A million years ago, the soundtrack of the “sky island” mountains of East Africa may have been very similar to what it is today.

A million years ago, the soundtrack of the “sky island” mountains of East Africa may have been very similar to what it is today. That’s because a group of tiny, colorful birds has been singing the exact same tunes for more than 500,000 years — and maybe as long as 1 million years, according to a new study.

Sunbirds in the family Nectariniidae are colorful, tiny, nectar-feeding birds that resemble hummingbirds and are common throughout Africa and Asia. They are the “little jewels that appear before you,” senior author Rauri Bowie, a professor of integrative biology at the University of California, Berkeley, and a curator in the school’s Museum of Vertebrate Zoology, said in a statement.

The eastern double-collared sunbird (Cinnyris mediocris), also known as the “sky island sunbird,” lives at the peaks of tall mountains in East Africa from Mozambique to Kenya. These skyscraping peaks have isolated different populations, or lineages, of this species from one another for tens of thousands to a million years. But despite not interacting at all, many populations of sky island sunbirds are indistinguishable from each other.

Bowie and his team wondered if the birds’ songs had also remained unchanged through the eons. To answer this question, the researchers visited 15 separate sky islands in East Africa between 2007 and 2011, and recorded the songs from 123 individual birds from six different sunbird lineages. They then developed a statistical technique to analyze how the sunbirds’ songs evolved.

It turns out that, indeed, some of these isolated populations still sing the same songs. That suggests that these songs haven’t evolved much in the thousands of years that these lineages have been separated. The researchers also found, through analyzing genetic differences among the populations, that the two populations of species that had been separated the longest had nearly identical songs, whereas two other populations that were separated for a shorter time had very different songs, according to the statement.

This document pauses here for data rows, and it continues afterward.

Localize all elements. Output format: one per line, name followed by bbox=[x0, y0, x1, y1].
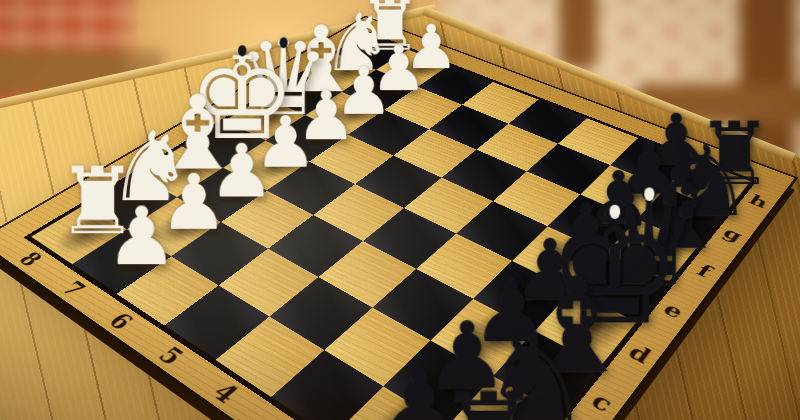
board-perspective-scene: 87654321 ♜♞♝♚♛♝♞♜♟♟♟♟♟♟♟♟♟♟♟♟♟♟♟♟♜♞♝♚♛♝♞… bbox=[0, 0, 800, 420]
scene-3d-chess: 87654321 ♜♞♝♚♛♝♞♜♟♟♟♟♟♟♟♟♟♟♟♟♟♟♟♟♜♞♝♚♛♝♞… bbox=[0, 0, 800, 420]
chess-board: 87654321 ♜♞♝♚♛♝♞♜♟♟♟♟♟♟♟♟♟♟♟♟♟♟♟♟♜♞♝♚♛♝♞… bbox=[0, 17, 795, 420]
black-rook[interactable]: ♜ bbox=[435, 383, 544, 420]
white-pawn[interactable]: ♟ bbox=[106, 199, 178, 273]
board-border-frame: 87654321 ♜♞♝♚♛♝♞♜♟♟♟♟♟♟♟♟♟♟♟♟♟♟♟♟♜♞♝♚♛♝♞… bbox=[0, 17, 795, 420]
square-d4[interactable] bbox=[363, 208, 456, 269]
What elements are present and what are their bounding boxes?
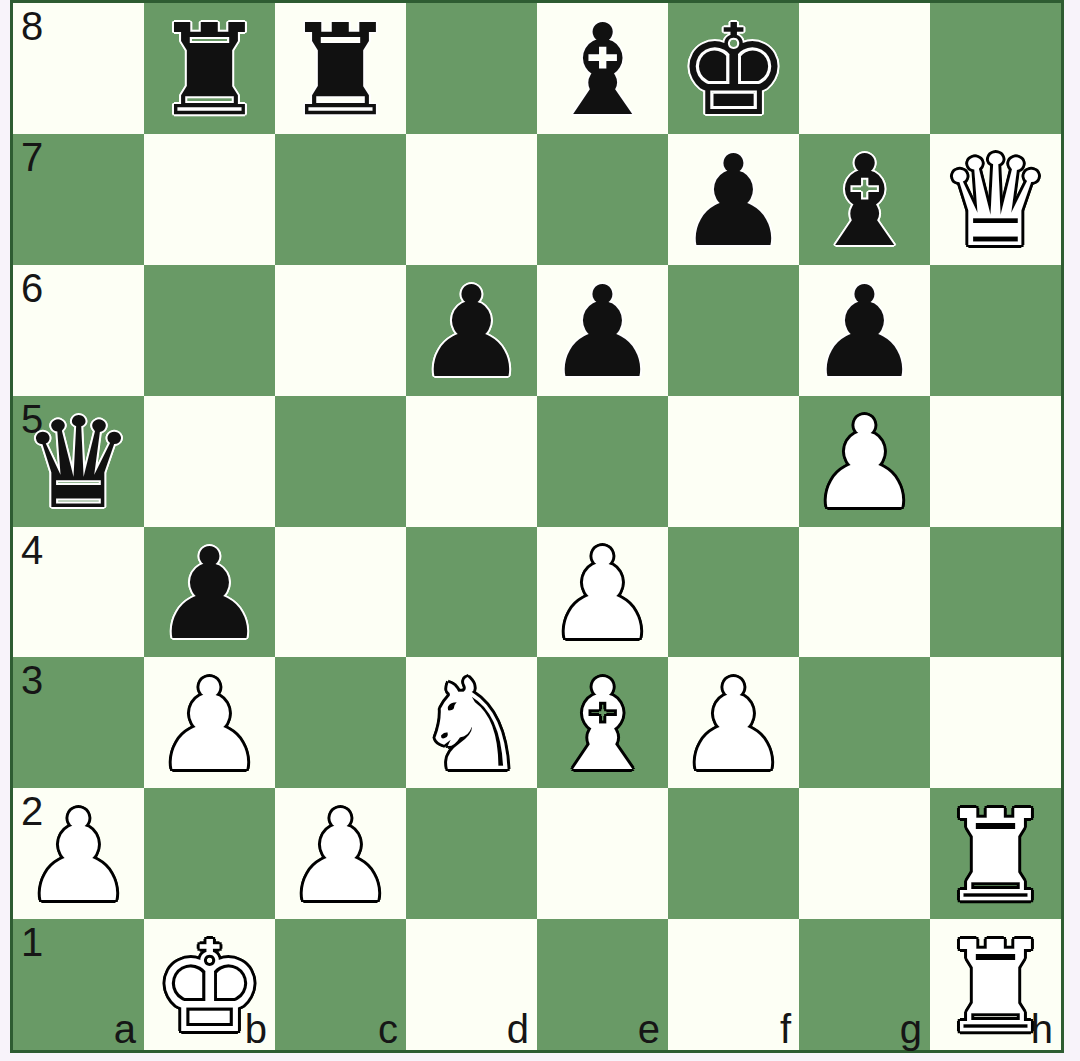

The team’s findings were surprising, as biologists typically expect bird songs to evolve and change through time in different populations. The idea that bird songs rapidly evolve likely came from studying birds in the Northern Hemisphere, where environmental conditions have changed a number of times over tens of thousands of years, Bowie said. Northern Hemisphere birds are thought to have evolved new colors, songs and behaviors to better adapt to new environments, such as the presence or absence of glaciers.

But the mountains of East Africa have seen very little geological change, suggesting that the sunbirds had no reason to evolve different plumage or songs. The researchers concluded that birds, and their songs, can stay unchanged for millions of years, until environmental shifts cause them to evolve quickly or in pulses, according to the statement and accompanying video.

“If you isolate humans, their dialects quite often change; you can tell after a while where somebody comes from. And song has been interpreted in that same way,” Bowie said. “What our paper shows is that it’s not necessarily the case for birds. Even in traits that should be very labile, such as song or plumage, you can have long periods of stasis.”

Now, the scientists are continuing their research in East Africa to figure out why some birds evolve newer songs and others don’t.